Lower Cattle On Feed Numbers

Prepared and written by Jeff Swenson, DATCP Livestock and Meat Specialist. The Market Update draws information from several sources, including trade publications, radio broadcasts, agricultural news services, individuals involved in the industry as well as USDA NASS and AMS reports.

■ Three USDA reports released last week indicate what lies ahead for beef supply. The Monthly Cattle on Feed report was relatively friendly with the total head on feed 1 percent lower than July 1, 2020. The number of cattle placed in feedlots in June was 93 percent compared to last year and the total number marketed was 3 percent higher. Thirty eight percent of cattle on feed were heifers. The Cattle Inventory report showed all cattle and calves inventory on July 1 was 101 million head, 1 percent lower than the same time last year. Beef cow inventory of 31.4 million head was down by 2 percent, while dairy cows were up 2 percent at 9.50 million. Lastly, the monthly Livestock Slaughter report backs up the inventory report, showing that beef cow harvest has been running well above last year as drought is causing farmers and ranchers to make difficult culling and liquidating decisions. There is little doubt there will be fewer fed cattle, not only during the third and fourth quarters of this year, but in the longer term as well. The number of beef cows heading to market and the number of heifers in feedlots indicate that the calf crop will be smaller for at least the next two to three years. Wisconsin federally inspected cattle harvest came in at 120,100 head, about 3 percent lower than last June with an average live weight of 1,405 pounds.

■ The USDA’s monthly Livestock Slaughter Report put June pork production at 2.25 billion pounds, down 6 percent from the last year. Hog harvest totaled 10.6 million head, down 5 percent from June 2020. The lower production compared to 2020, a year hampered by supply chain issues brought on by COVID-19, points to the declining number of hogs currently in the pipeline. The average live weight was down 4 pounds from the previous year at 284 pounds. (The average live weight of the 72,900 hogs harvested under federal inspection in Wisconsin during June was 438 pounds due to the high number of sows processed in the state.) Cash hogs were under pressure mid-week, but the cutout value was showing strength. Last week’s estimated harvest of 2.332 million head was lower than the same week last year by 244,000 head.

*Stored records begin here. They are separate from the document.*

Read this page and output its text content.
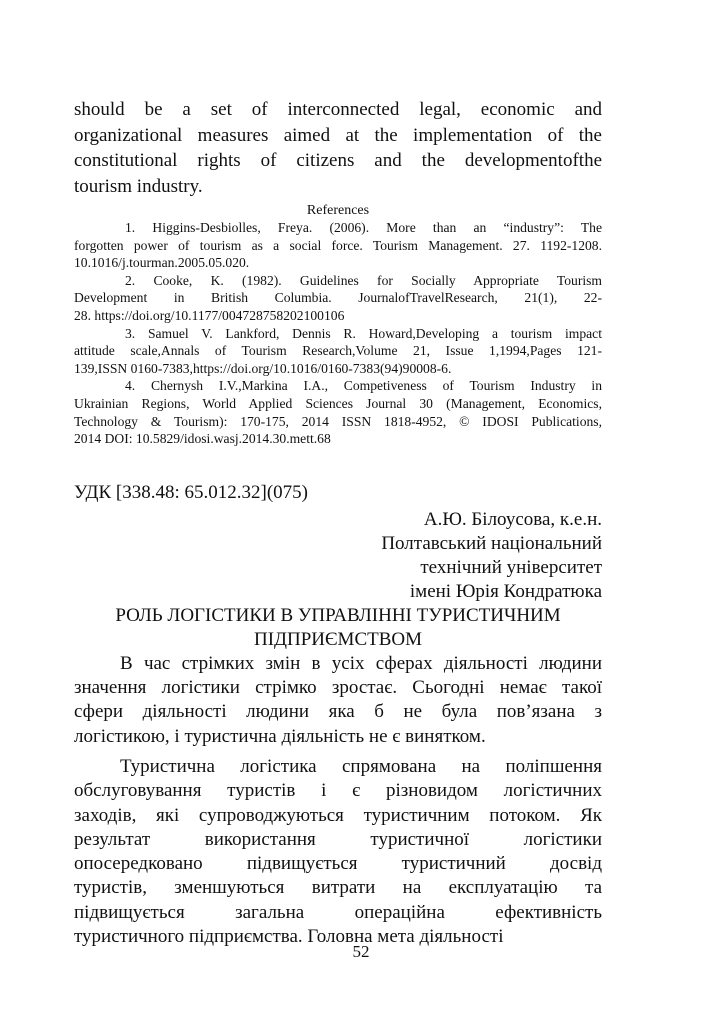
should be a set of interconnected legal, economic and
organizational measures aimed at the implementation of the
constitutional rights of citizens and the developmentofthe
tourism industry.
References
1. Higgins-Desbiolles, Freya. (2006). More than an “industry”: The
forgotten power of tourism as a social force. Tourism Management. 27. 1192-1208.
10.1016/j.tourman.2005.05.020.
2. Cooke, K. (1982). Guidelines for Socially Appropriate Tourism
Development in British Columbia. JournalofTravelResearch, 21(1), 22-
28. https://doi.org/10.1177/004728758202100106
3. Samuel V. Lankford, Dennis R. Howard,Developing a tourism impact
attitude scale,Annals of Tourism Research,Volume 21, Issue 1,1994,Pages 121-
139,ISSN 0160-7383,https://doi.org/10.1016/0160-7383(94)90008-6.
4. Chernysh I.V.,Markina I.A., Competiveness of Tourism Industry in
Ukrainian Regions, World Applied Sciences Journal 30 (Management, Economics,
Technology & Tourism): 170-175, 2014 ISSN 1818-4952, © IDOSI Publications,
2014 DOI: 10.5829/idosi.wasj.2014.30.mett.68
УДК [338.48: 65.012.32](075)
А.Ю. Білоусова, к.е.н.
Полтавський національний
технічний університет
імені Юрія Кондратюка
РОЛЬ ЛОГІСТИКИ В УПРАВЛІННІ ТУРИСТИЧНИМ
ПІДПРИЄМСТВОМ
В час стрімких змін в усіх сферах діяльності людини
значення логістики стрімко зростає. Сьогодні немає такої
сфери діяльності людини яка б не була пов’язана з
логістикою, і туристична діяльність не є винятком.
Туристична логістика спрямована на поліпшення
обслуговування туристів і є різновидом логістичних
заходів, які супроводжуються туристичним потоком. Як
результат використання туристичної логістики
опосередковано підвищується туристичний досвід
туристів, зменшуються витрати на експлуатацію та
підвищується загальна операційна ефективність
туристичного підприємства. Головна мета діяльності
52
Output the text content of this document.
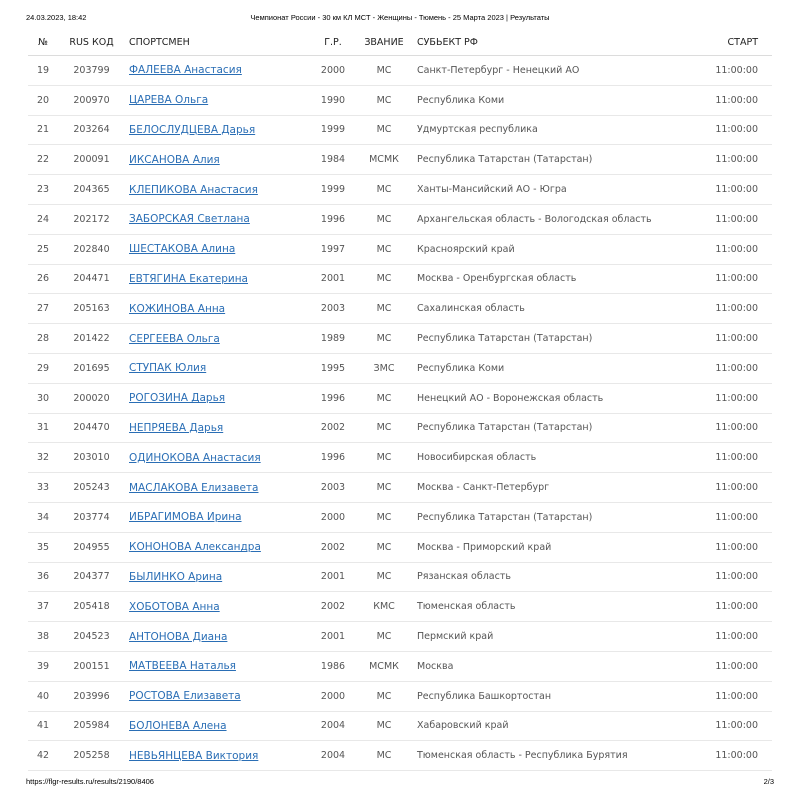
24.03.2023, 18:42	Чемпионат России - 30 км КЛ МСТ - Женщины - Тюмень - 25 Марта 2023 | Результаты
№	RUS КОД	СПОРТСМЕН	Г.Р.	ЗВАНИЕ	СУБЬЕКТ РФ	СТАРТ
19	203799	ФАЛЕЕВА Анастасия	2000	МС	Санкт-Петербург - Ненецкий АО	11:00:00
20	200970	ЦАРЕВА Ольга	1990	МС	Республика Коми	11:00:00
21	203264	БЕЛОСЛУДЦЕВА Дарья	1999	МС	Удмуртская республика	11:00:00
22	200091	ИКСАНОВА Алия	1984	МСМК	Республика Татарстан (Татарстан)	11:00:00
23	204365	КЛЕПИКОВА Анастасия	1999	МС	Ханты-Мансийский АО - Югра	11:00:00
24	202172	ЗАБОРСКАЯ Светлана	1996	МС	Архангельская область - Вологодская область	11:00:00
25	202840	ШЕСТАКОВА Алина	1997	МС	Красноярский край	11:00:00
26	204471	ЕВТЯГИНА Екатерина	2001	МС	Москва - Оренбургская область	11:00:00
27	205163	КОЖИНОВА Анна	2003	МС	Сахалинская область	11:00:00
28	201422	СЕРГЕЕВА Ольга	1989	МС	Республика Татарстан (Татарстан)	11:00:00
29	201695	СТУПАК Юлия	1995	ЗМС	Республика Коми	11:00:00
30	200020	РОГОЗИНА Дарья	1996	МС	Ненецкий АО - Воронежская область	11:00:00
31	204470	НЕПРЯЕВА Дарья	2002	МС	Республика Татарстан (Татарстан)	11:00:00
32	203010	ОДИНОКОВА Анастасия	1996	МС	Новосибирская область	11:00:00
33	205243	МАСЛАКОВА Елизавета	2003	МС	Москва - Санкт-Петербург	11:00:00
34	203774	ИБРАГИМОВА Ирина	2000	МС	Республика Татарстан (Татарстан)	11:00:00
35	204955	КОНОНОВА Александра	2002	МС	Москва - Приморский край	11:00:00
36	204377	БЫЛИНКО Арина	2001	МС	Рязанская область	11:00:00
37	205418	ХОБОТОВА Анна	2002	КМС	Тюменская область	11:00:00
38	204523	АНТОНОВА Диана	2001	МС	Пермский край	11:00:00
39	200151	МАТВЕЕВА Наталья	1986	МСМК	Москва	11:00:00
40	203996	РОСТОВА Елизавета	2000	МС	Республика Башкортостан	11:00:00
41	205984	БОЛОНЕВА Алена	2004	МС	Хабаровский край	11:00:00
42	205258	НЕВЬЯНЦЕВА Виктория	2004	МС	Тюменская область - Республика Бурятия	11:00:00
https://flgr-results.ru/results/2190/8406	2/3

■ Lamb production is down in the United States. June’s production was 9 percent below June 2020, with total head harvested at 188,300 for the month, 2 percent lower than last June. Wisconsin’s June sheep and lamb harvest was 3,100 head, up from 1,000 head last year. The average live weight in Wisconsin of 147 pounds exceeded the national average of 120 pounds.

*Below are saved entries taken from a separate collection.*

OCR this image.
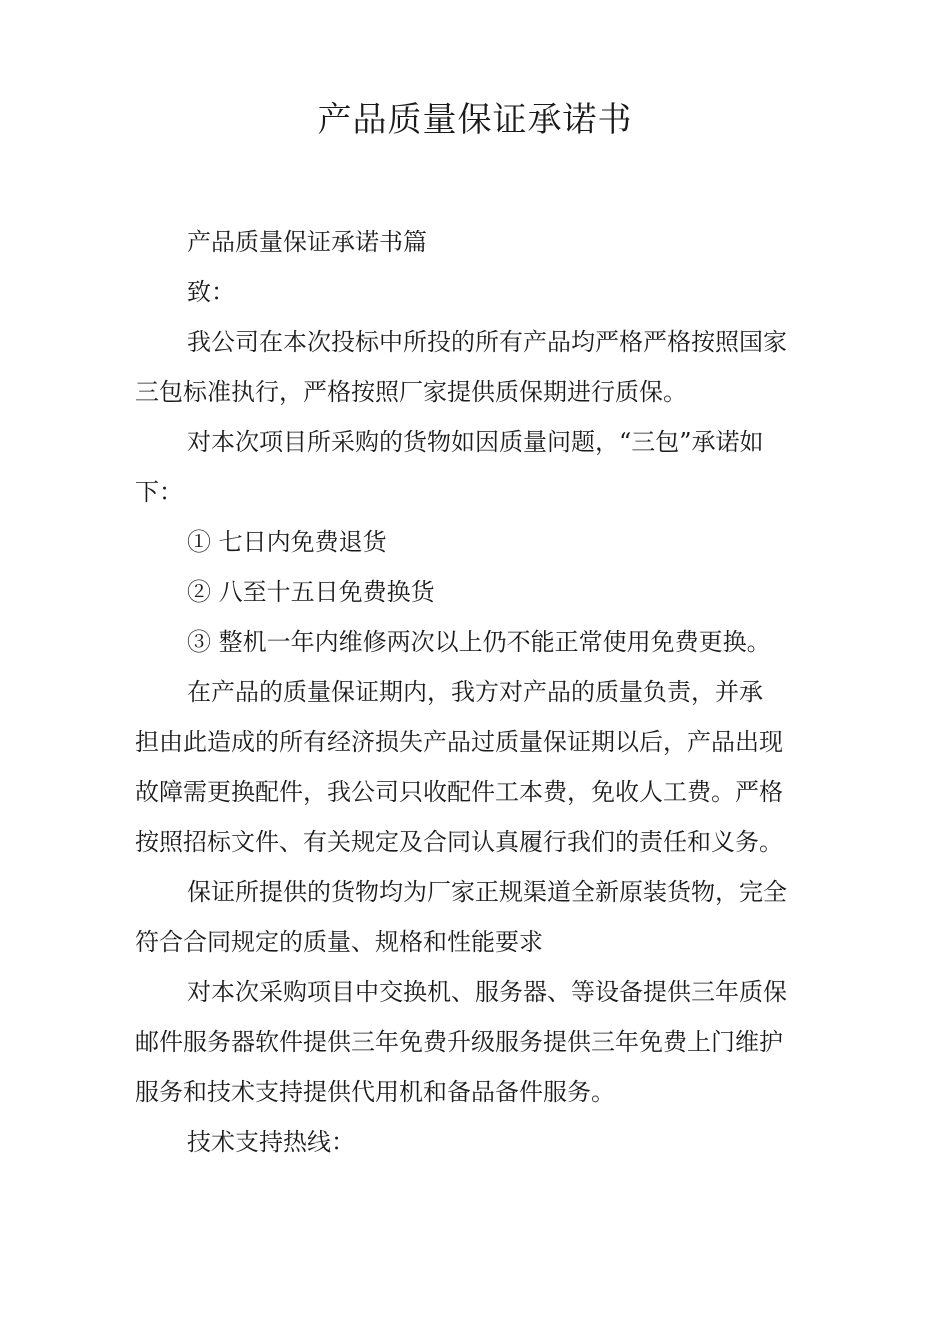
产品质量保证承诺书
产品质量保证承诺书篇
致：
我公司在本次投标中所投的所有产品均严格严格按照国家
三包标准执行，严格按照厂家提供质保期进行质保。
对本次项目所采购的货物如因质量问题，“三包”承诺如
下：
① 七日内免费退货
② 八至十五日免费换货
③ 整机一年内维修两次以上仍不能正常使用免费更换。
在产品的质量保证期内，我方对产品的质量负责，并承
担由此造成的所有经济损失产品过质量保证期以后，产品出现
故障需更换配件，我公司只收配件工本费，免收人工费。严格
按照招标文件、有关规定及合同认真履行我们的责任和义务。
保证所提供的货物均为厂家正规渠道全新原装货物，完全
符合合同规定的质量、规格和性能要求
对本次采购项目中交换机、服务器、等设备提供三年质保
邮件服务器软件提供三年免费升级服务提供三年免费上门维护
服务和技术支持提供代用机和备品备件服务。
技术支持热线：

■ Last week’s drought monitor showed the highest percentage of the U.S. in extreme or exceptional drought since reporting began in 2000. Fifty two percent of Wisconsin is at least abnormally dry, with 3 percent being in extreme drought. Looking at surrounding states, 100 percent of Minnesota is experiencing some level of drought. Iowa is experiencing widespread dry conditions as well, with 70 percent of the state at least abnormally dry, compared to 31 percent of Michigan. Just under 10 percent of Illinois is reported as being abnormally dry or worse.

■ Choice beef breed steers and heifers at Wisconsin and surrounding state auction markets were steady to $2.00 lower.   High-yielding, high-grading cattle brought $108.00 to $124.00/cwt with highs to $127.00/cwt. Choice and Prime Holstein steers were mostly steady, bringing $92.00 to $111.00/cwt. There were some packages of Holstein steers selling from $111.00 to $115.00/cwt. Silage fed, under finished, or heavy dairy breed steers brought $70.00 to $94.00/cwt. Dairy x Beef steers were mostly $90.00 to $117.00/cwt. Cows were higher at $42.00 to $62.00/cwt. Blemish free cows in fleshier condition were selling in to the mid $70.00s/cwt.  Doubtful health and thin cows were bringing $42.00/cwt and down. Dairy breed bull calves were steady at $40.00 to $80.00/cwt with heavier, well cared for calves bringing up to $125.00/cwt. Beef and beef cross calves brought up to $300.00/cwt. New crop fed lambs sold to $255.00/cwt.